Posição dos diretores da Anvisa
O diretor-presidente Leandro Safatle, relator do caso, votou pela manutenção da proibição das atividades relacionadas aos produtos. Ele ressaltou que essa decisão é preventiva e não implica um julgamento final do recurso apresentado pela empresa.
Em seu voto, Safatle esclareceu que os produtos da marca Ypê não são automaticamente considerados proibidos. A restrição aplica-se especificamente aos itens fabricados na unidade de Amparo com lotes que terminam em 1.
A diretora Daniela Marreco acompanhou o relator e enfatizou que as condições observadas durante a inspeção representam um alto risco sanitário devido à falha simultânea em várias barreiras críticas de controle.
Ela também defendeu uma comunicação clara com o consumidor e um plano de ação aprovado pela Anvisa para lidar com os produtos já distribuídos.
O diretor Daniel Pereira também apoiou o relator. Em seu voto, ele mencionou um histórico preocupante de problemas microbiológicos desde 2024 e citou a detecção de Pseudomonas aeruginosa em diversos lotes durante 2025, além das falhas significativas nas Boas Práticas de Fabricação.
Pereira reiterou que as atividades relacionadas aos produtos devam continuar proibidas e destacou que cabe à empresa informar aos consumidores e comerciantes sobre o destino dos itens já distribuídos.
O diretor Thiago Botelho ressaltou que a avaliação feita pela Diretoria Colegiada é cautelar e não determina responsabilidade administrativa para a empresa envolvida.
Thiago apontou que a inspeção sanitária revelou fragilidades sistêmicas nos controles internos da unidade fabril. As falhas mencionadas incluem problemas no controle microbiológico e na segregação de produtos não conformes.
Situação do recolhimento dos produtos
A Anvisa decidiu manter a proibição referente à fabricação, comercialização e uso dos produtos listados. Contudo, o recolhimento permanecerá suspenso até que a empresa apresente um plano eficaz para mitigação dos riscos envolvidos.

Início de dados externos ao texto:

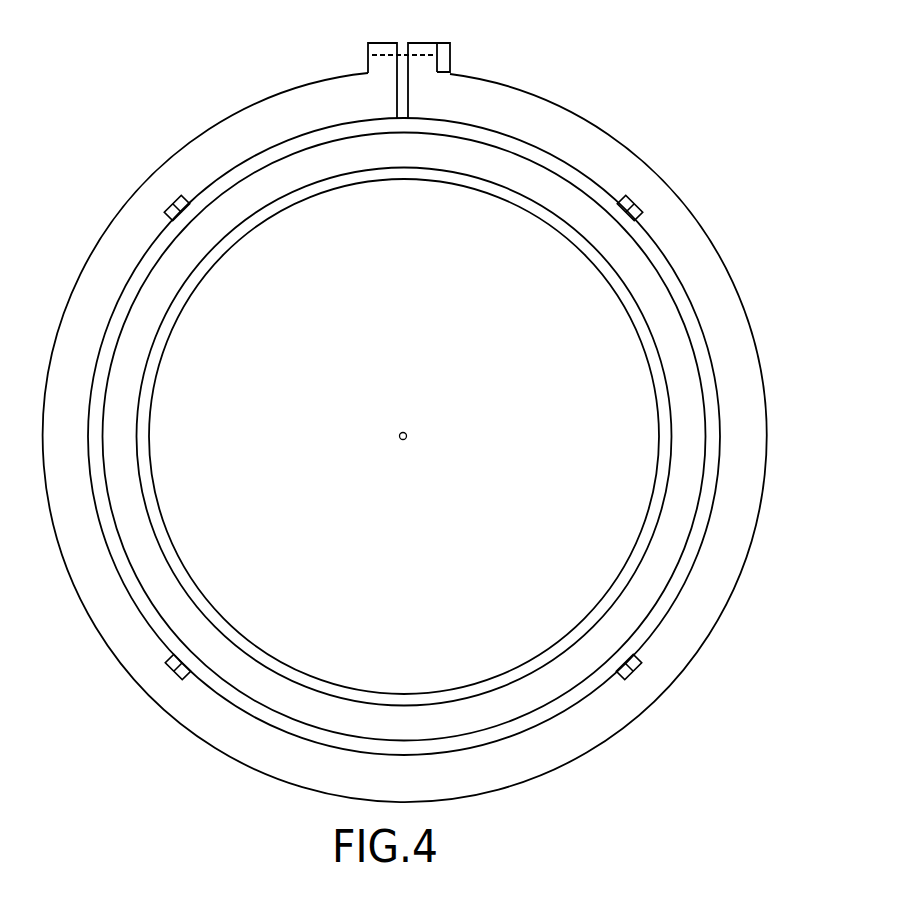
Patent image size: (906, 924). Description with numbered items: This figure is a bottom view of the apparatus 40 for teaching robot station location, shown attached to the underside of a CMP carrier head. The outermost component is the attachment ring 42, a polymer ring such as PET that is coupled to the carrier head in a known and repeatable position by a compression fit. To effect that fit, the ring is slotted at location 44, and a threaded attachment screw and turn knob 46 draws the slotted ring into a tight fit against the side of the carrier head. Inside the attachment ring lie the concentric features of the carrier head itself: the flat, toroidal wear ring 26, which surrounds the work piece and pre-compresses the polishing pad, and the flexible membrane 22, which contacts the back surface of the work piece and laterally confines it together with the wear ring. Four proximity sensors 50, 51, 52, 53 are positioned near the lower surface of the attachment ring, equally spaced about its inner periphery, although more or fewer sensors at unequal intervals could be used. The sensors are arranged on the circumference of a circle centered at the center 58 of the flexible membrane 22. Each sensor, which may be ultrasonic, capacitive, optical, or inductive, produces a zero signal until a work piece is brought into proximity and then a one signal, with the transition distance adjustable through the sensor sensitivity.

The flexible membrane 22 is at (495, 381).
The wear ring 26 is at (657, 288).
The apparatus for teaching robot station location 40 is at (623, 145).
The attachment ring 42 is at (725, 295).
The slot location 44 is at (406, 38).
The threaded attachment screw and turn knob 46 is at (440, 50).
The proximity sensor 50 is at (628, 197).
The proximity sensor 51 is at (635, 662).
The proximity sensor 52 is at (168, 665).
The proximity sensor 53 is at (183, 194).
The center of flexible work piece membrane 58 is at (406, 439).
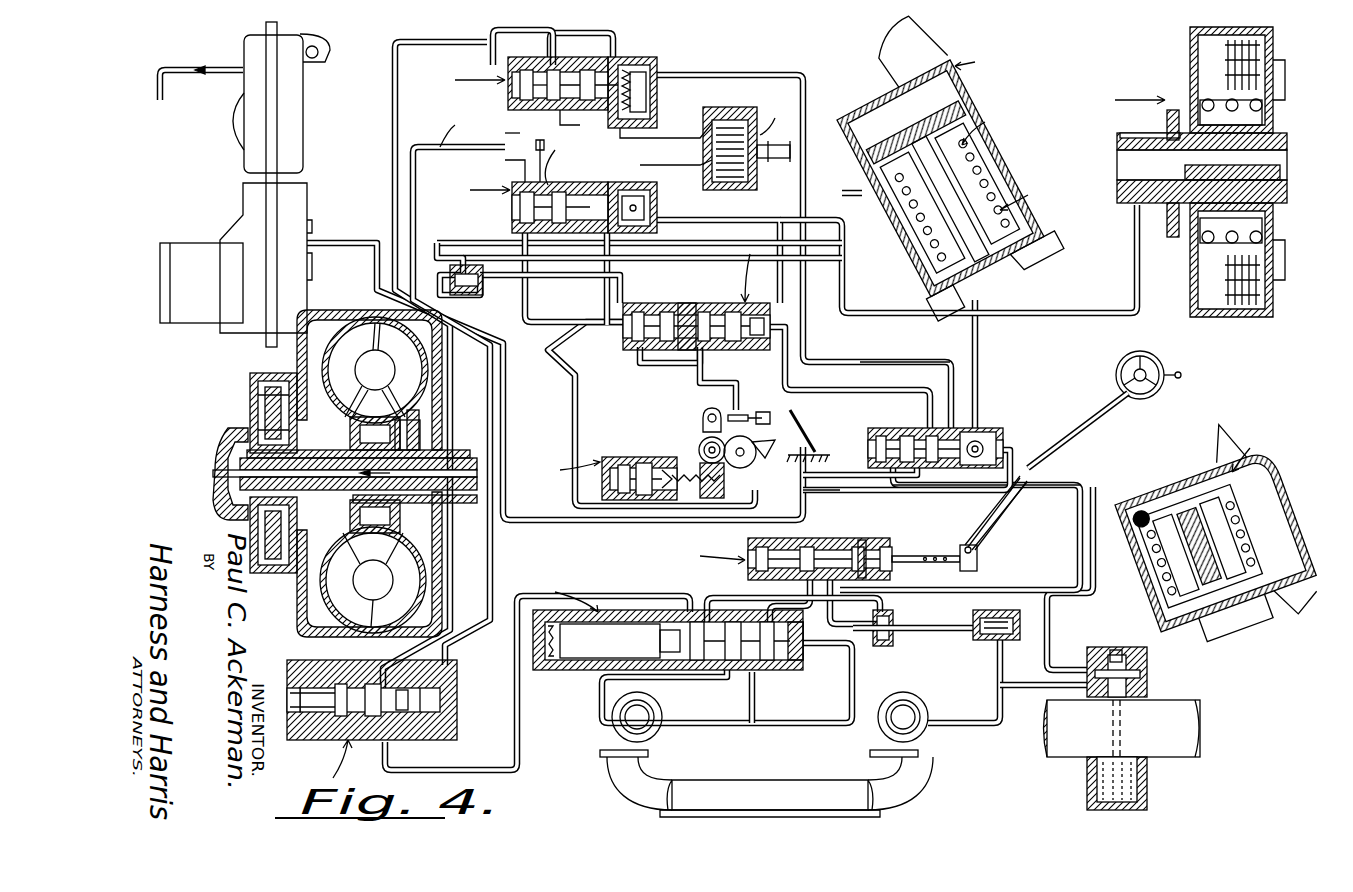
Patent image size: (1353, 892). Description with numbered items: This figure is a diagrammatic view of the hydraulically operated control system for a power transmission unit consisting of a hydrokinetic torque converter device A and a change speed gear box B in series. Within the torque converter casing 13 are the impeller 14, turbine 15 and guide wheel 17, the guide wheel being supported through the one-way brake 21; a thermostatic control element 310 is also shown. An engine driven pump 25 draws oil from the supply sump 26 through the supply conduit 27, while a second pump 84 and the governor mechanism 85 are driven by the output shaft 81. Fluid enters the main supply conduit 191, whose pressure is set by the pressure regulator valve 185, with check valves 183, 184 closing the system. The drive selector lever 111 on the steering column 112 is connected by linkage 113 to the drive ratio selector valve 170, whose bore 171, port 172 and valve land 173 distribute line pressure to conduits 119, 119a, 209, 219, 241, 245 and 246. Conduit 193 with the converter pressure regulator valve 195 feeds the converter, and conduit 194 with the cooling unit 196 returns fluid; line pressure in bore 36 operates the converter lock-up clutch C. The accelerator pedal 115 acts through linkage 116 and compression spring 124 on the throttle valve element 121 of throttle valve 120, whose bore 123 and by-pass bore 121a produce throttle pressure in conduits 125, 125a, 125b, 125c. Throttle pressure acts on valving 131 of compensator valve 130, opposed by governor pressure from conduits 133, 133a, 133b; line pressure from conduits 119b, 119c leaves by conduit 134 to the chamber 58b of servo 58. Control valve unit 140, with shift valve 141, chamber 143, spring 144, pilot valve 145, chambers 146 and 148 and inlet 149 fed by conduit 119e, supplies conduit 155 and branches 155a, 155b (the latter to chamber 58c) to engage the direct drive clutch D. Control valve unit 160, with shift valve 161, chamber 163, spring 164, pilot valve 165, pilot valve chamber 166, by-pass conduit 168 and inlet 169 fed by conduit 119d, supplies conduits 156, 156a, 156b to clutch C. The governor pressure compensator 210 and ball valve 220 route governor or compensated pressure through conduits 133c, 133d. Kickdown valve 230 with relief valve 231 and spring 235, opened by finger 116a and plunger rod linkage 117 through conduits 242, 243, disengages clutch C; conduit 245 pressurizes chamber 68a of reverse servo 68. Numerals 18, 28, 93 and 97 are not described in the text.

The torque converter casing 13 is at (312, 640).
The impeller or pump member 14 is at (388, 382).
The turbine or runner member 15 is at (352, 372).
The guide or stator member 17 is at (372, 418).
The turbine shaft 18 is at (450, 445).
The one-way brake device 21 is at (400, 438).
The engine driven pump 25 is at (660, 739).
The supply sump 26 is at (748, 790).
The supply conduit 27 is at (600, 768).
The rear pump intake 28 is at (905, 768).
The bore 36 is at (255, 411).
The servo 58 is at (935, 162).
The chamber on apply side of servo 58b is at (820, 222).
The chamber on band release side of servo 58c is at (990, 190).
The reverse gear train servo 68 is at (1213, 532).
The chamber of reverse servo 68a is at (1140, 480).
The transmission output shaft 81 is at (1175, 750).
The second pump 84 is at (871, 739).
The governor mechanism 85 is at (1148, 680).
The governor valve 93 is at (1087, 672).
The governor feed passage 97 is at (1003, 690).
The drive selector lever 111 is at (1170, 378).
The steering column 112 is at (1090, 400).
The linkage 113 is at (770, 420).
The accelerator pedal 115 is at (813, 432).
The linkage 116 is at (859, 467).
The finger-like projection 116a is at (754, 453).
The plunger rod linkage 117 is at (725, 420).
The conduit 119 is at (830, 490).
The conduit 119a is at (713, 516).
The conduit 119b is at (700, 384).
The conduit 119c is at (645, 365).
The supply conduit 119d is at (515, 133).
The supply conduit 119e is at (519, 165).
The throttle valve 120 is at (617, 466).
The throttle valve element 121 is at (640, 462).
The by-pass bore 121a is at (630, 450).
The bore 123 is at (636, 462).
The compression spring 124 is at (675, 510).
The conduit 125 is at (577, 380).
The branch conduit 125a is at (556, 330).
The branch conduit 125b is at (512, 116).
The branch conduit 125c is at (600, 290).
The compensator valve 130 is at (695, 290).
The valving of compensator valve 131 is at (682, 302).
The governor pressure supply conduit 133 is at (1050, 622).
The conduit 133a is at (870, 362).
The conduit 133b is at (785, 383).
The conduit 133c is at (978, 350).
The conduit 133d is at (770, 72).
The conduit 134 is at (700, 222).
The automatic control valve unit for direct drive clutch 140 is at (560, 198).
The shift valve 141 is at (554, 161).
The valve chamber 143 is at (520, 222).
The spring 144 is at (518, 208).
The pilot valve 145 is at (652, 204).
The chamber 146 is at (620, 240).
The chamber 148 is at (615, 185).
The line pressure inlet 149 is at (565, 161).
The conduit 155 is at (640, 258).
The branch conduit 155a is at (578, 258).
The branch conduit 155b is at (910, 255).
The conduit 156 is at (392, 118).
The conduit 156a is at (232, 470).
The branch conduit 156b is at (490, 625).
The automatic control valve unit for converter lock-up clutch 160 is at (559, 79).
The shift valve 161 is at (585, 58).
The chamber 163 is at (520, 98).
The spring 164 is at (518, 85).
The pilot valve 165 is at (650, 92).
The pilot valve chamber 166 is at (650, 70).
The by-pass conduit 168 is at (566, 33).
The line pressure inlet 169 is at (566, 121).
The drive ratio selector valve 170 is at (817, 533).
The bore 171 is at (830, 540).
The port 172 is at (812, 572).
The valve land 173 is at (790, 552).
The check valve 183 is at (890, 650).
The check valve 184 is at (972, 640).
The pressure regulator valve 185 is at (780, 670).
The main supply conduit 191 is at (872, 615).
The conduit 193 is at (636, 596).
The conduit 194 is at (377, 262).
The converter fluid pressure regulator valve 195 is at (445, 690).
The converter fluid cooling unit 196 is at (320, 203).
The conduit 209 is at (870, 476).
The governor pressure compensator 210 is at (946, 434).
The conduit 219 is at (915, 488).
The selector valve 220 is at (980, 432).
The kickdown valve 230 is at (749, 138).
The plate-like relief valve 231 is at (775, 160).
The spring 235 is at (728, 152).
The conduit 241 is at (545, 520).
The conduit 242 is at (695, 125).
The conduit 243 is at (644, 162).
The conduit 245 is at (915, 593).
The conduit 246 is at (800, 630).
The thermostatic control element 310 is at (520, 60).
The hydrokinetic torque converter device A is at (290, 355).
The change speed gear box B is at (230, 430).
The converter lock-up clutch C is at (263, 546).
The direct drive clutch D is at (1282, 75).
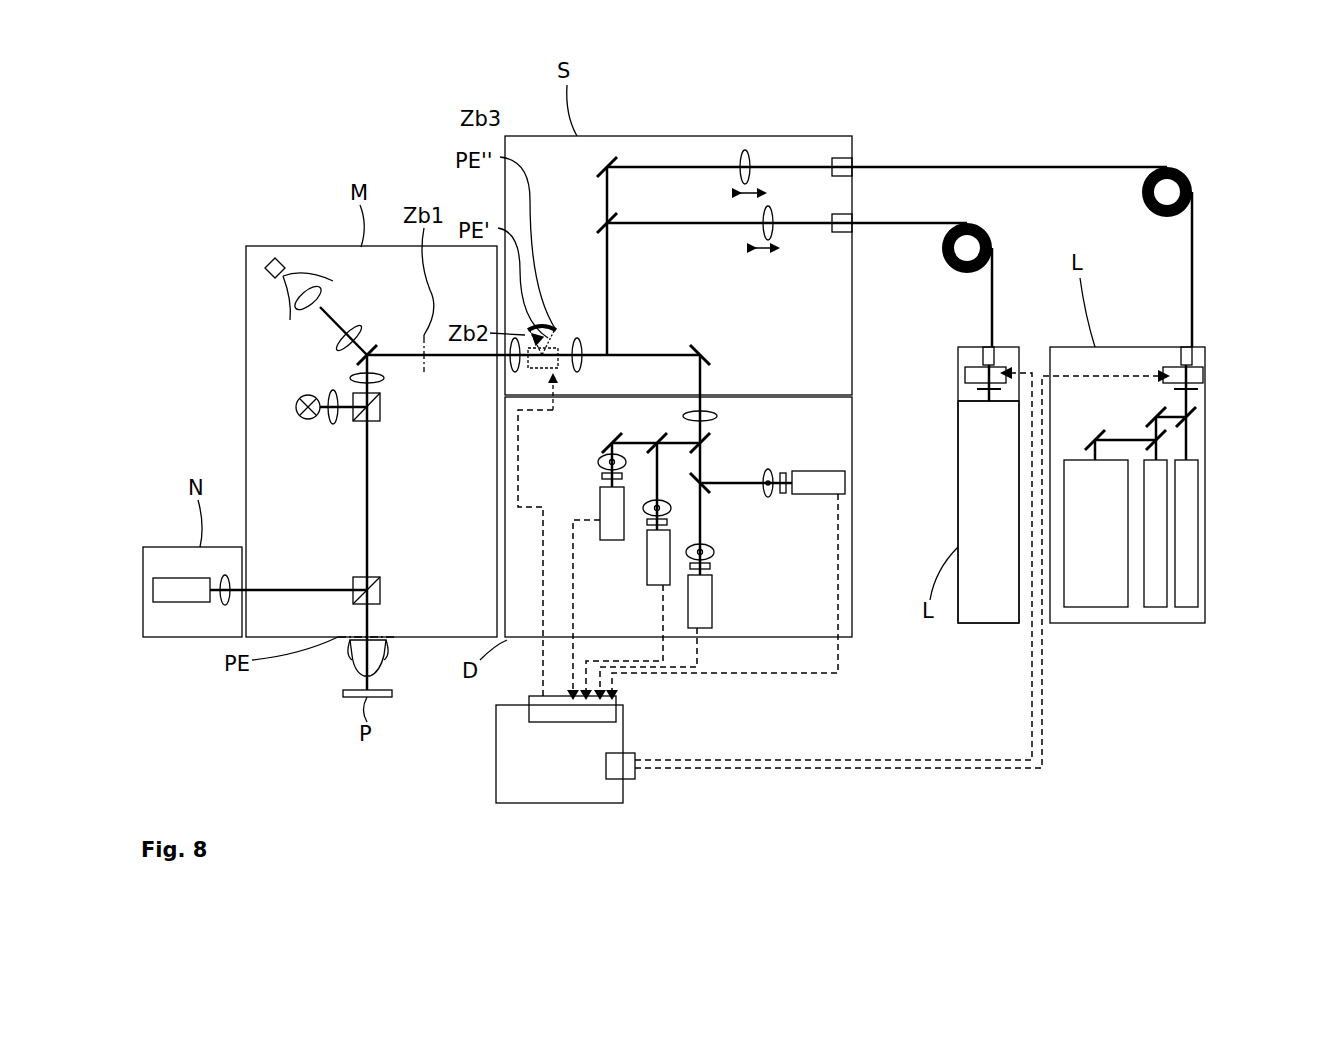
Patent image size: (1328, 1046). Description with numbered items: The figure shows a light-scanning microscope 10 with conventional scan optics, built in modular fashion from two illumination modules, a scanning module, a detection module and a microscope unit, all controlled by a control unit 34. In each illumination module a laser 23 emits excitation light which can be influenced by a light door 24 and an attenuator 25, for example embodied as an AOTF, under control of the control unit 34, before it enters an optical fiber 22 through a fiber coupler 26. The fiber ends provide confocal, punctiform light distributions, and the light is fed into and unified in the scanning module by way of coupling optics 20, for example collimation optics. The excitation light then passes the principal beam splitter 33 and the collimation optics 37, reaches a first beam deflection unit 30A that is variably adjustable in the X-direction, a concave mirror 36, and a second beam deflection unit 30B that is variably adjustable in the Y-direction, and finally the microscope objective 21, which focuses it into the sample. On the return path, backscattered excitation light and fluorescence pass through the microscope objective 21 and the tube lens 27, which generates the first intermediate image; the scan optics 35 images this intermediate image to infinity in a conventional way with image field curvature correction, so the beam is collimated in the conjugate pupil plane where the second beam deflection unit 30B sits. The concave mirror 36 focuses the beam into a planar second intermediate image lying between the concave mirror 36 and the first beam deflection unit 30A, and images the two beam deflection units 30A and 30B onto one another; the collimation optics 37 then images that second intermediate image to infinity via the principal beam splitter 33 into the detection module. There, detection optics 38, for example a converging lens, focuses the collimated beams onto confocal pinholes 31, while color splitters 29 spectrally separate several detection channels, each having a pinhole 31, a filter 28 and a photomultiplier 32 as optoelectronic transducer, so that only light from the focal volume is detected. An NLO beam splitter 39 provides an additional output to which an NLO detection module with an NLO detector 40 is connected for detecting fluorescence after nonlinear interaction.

The light-scanning microscope 10 is at (248, 145).
The coupling optics 20 is at (768, 205).
The microscope objective 21 is at (348, 650).
The optical fiber 22 is at (907, 223).
The laser 23 is at (1188, 472).
The light door 24 is at (978, 389).
The attenuator 25 is at (967, 375).
The fiber coupler 26 is at (842, 158).
The tube lens 27 is at (355, 378).
The filter 28 is at (645, 522).
The color splitter 29 is at (663, 433).
The first beam deflection unit 30A is at (545, 385).
The second beam deflection unit 30B is at (552, 368).
The pinhole 31 is at (657, 500).
The photomultiplier 32 is at (612, 542).
The principal beam splitter 33 is at (612, 358).
The control unit 34 is at (571, 766).
The scan optics 35 is at (512, 362).
The concave mirror 36 is at (535, 322).
The collimation optics 37 is at (578, 340).
The detection optics 38 is at (717, 416).
The NLO beam splitter 39 is at (381, 590).
The NLO detector 40 is at (172, 602).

Este plano deverá ser aprovado pela agência reguladora e incluir elementos como rastreabilidade, monitoramento pós-mercado, comunicação sobre riscos ao consumidor e destinação adequada dos produtos afetados.
A Anvisa também sublinhou que cabe à empresa comunicar tanto consumidores quanto comerciantes sobre como proceder com os itens já distribuídos no mercado.
No voto do diretor Daniel Pereira foi destacado o funcionamento inadequado do Serviço de Atendimento ao Consumidor (SAC) da empresa. Para ele, um atendimento eficiente é crucial em situações envolvendo riscos à saúde pública.
E agora?
A Química Amparo informou à Anvisa que sua linha de produção permanece parada desde o início da suspensão. A empresa também mencionou ter realizado ações de limpeza e readequação dos processos produtivos além da melhoria do controle de qualidade por meio da aquisição de novos equipamentos.
Durante reuniões técnicas, a fabricante apresentou mais de 200 iniciativas implementadas nas áreas de produção e controle. A Anvisa realizará uma nova inspeção para avaliar as melhorias realizadas até o momento.
A decisão tomada nesta sexta-feira não encerra o processo administrativo; a análise do recurso prossegue enquanto a suspensão dos produtos continua válida até que sejam restabelecidas as condições necessárias para garantir controle e qualidade adequados.